Après plusieurs semaines de débats et de polémiques, une étape cruciale a débuté ce mardi après-midi pour StopCovid, celle de son adoption ou non par le grand public. L’application française de traçage numérique est en effet disponible au téléchargement dans le magasin d'applications Google Play et sur l'App Store d'Apple. Les propriétaires de modèles de dernière génération de la marque chinoise Huawei sont quant à eux exclus d'office de ce dispositif, puisqu'ils n'ont plus accès aux services de Google.

Le lancement était initialement attendu vers midi. Il n'a eu lieu qu'un peu plus tard dans l'après-midi.
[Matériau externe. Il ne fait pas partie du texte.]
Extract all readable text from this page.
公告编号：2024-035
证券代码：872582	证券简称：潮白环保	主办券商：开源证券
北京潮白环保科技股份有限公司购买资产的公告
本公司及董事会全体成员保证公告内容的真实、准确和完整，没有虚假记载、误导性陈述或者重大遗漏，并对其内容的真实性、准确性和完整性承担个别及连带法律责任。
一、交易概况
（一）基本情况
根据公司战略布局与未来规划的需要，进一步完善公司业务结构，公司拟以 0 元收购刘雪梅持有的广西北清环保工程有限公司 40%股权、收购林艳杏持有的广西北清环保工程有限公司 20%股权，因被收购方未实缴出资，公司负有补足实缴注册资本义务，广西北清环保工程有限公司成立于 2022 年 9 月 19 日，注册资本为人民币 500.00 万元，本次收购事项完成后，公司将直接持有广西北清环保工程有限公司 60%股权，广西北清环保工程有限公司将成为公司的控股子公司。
Ce retard, pour une application déjà très controversée de par son principe, a donné lieu à beaucoup de commentaires sarcastiques sur le réseau social Twitter. Il a aussi conduit une application du gouvernement de Catalogne, Stop Covid 19 CAT, à se retrouver en tête des téléchargements en France sur le magasin d'applications d'Apple, en raison probablement du fait que des internautes l'ont confondue avec sa version française, qui n'est arrivée dans l'App Store que vers 19 heures. Pour télécharger la version Android, c'est ici.

Pour rappel, sur la base du volontariat et de manière totalement anonyme, ce dispositif de traçage des contacts a pour objectif de permettre à ses utilisateurs d'être prévenus s'ils ont croisé récemment, à moins d'un mètre et pendant plus de 15 minutes, un autre utilisateur testé positif au coronavirus (Covid-19). Pour repérer vos déplacements, l'application s’appuie sur la technologie sans fil Bluetooth des téléphones mobiles, en les transformant en émetteur-récepteur de signaux. De ce fait, elle n'utilise pas la géolocalisation de votre engin.

Lors de son audition par la commission des lois de l’Assemblée nationale, le secrétaire d’État au Numérique Cédric O était resté relativement prudent quant à l’efficacité du suivi de contact par Bluetooth. Les tests "montrent, grosso modo, que nous captons entre 75 et 80 % des gens à proximité, soit à moins d’un mètre", avait-il déclaré. Un niveau de précision que les experts estiment néanmoins suffisant.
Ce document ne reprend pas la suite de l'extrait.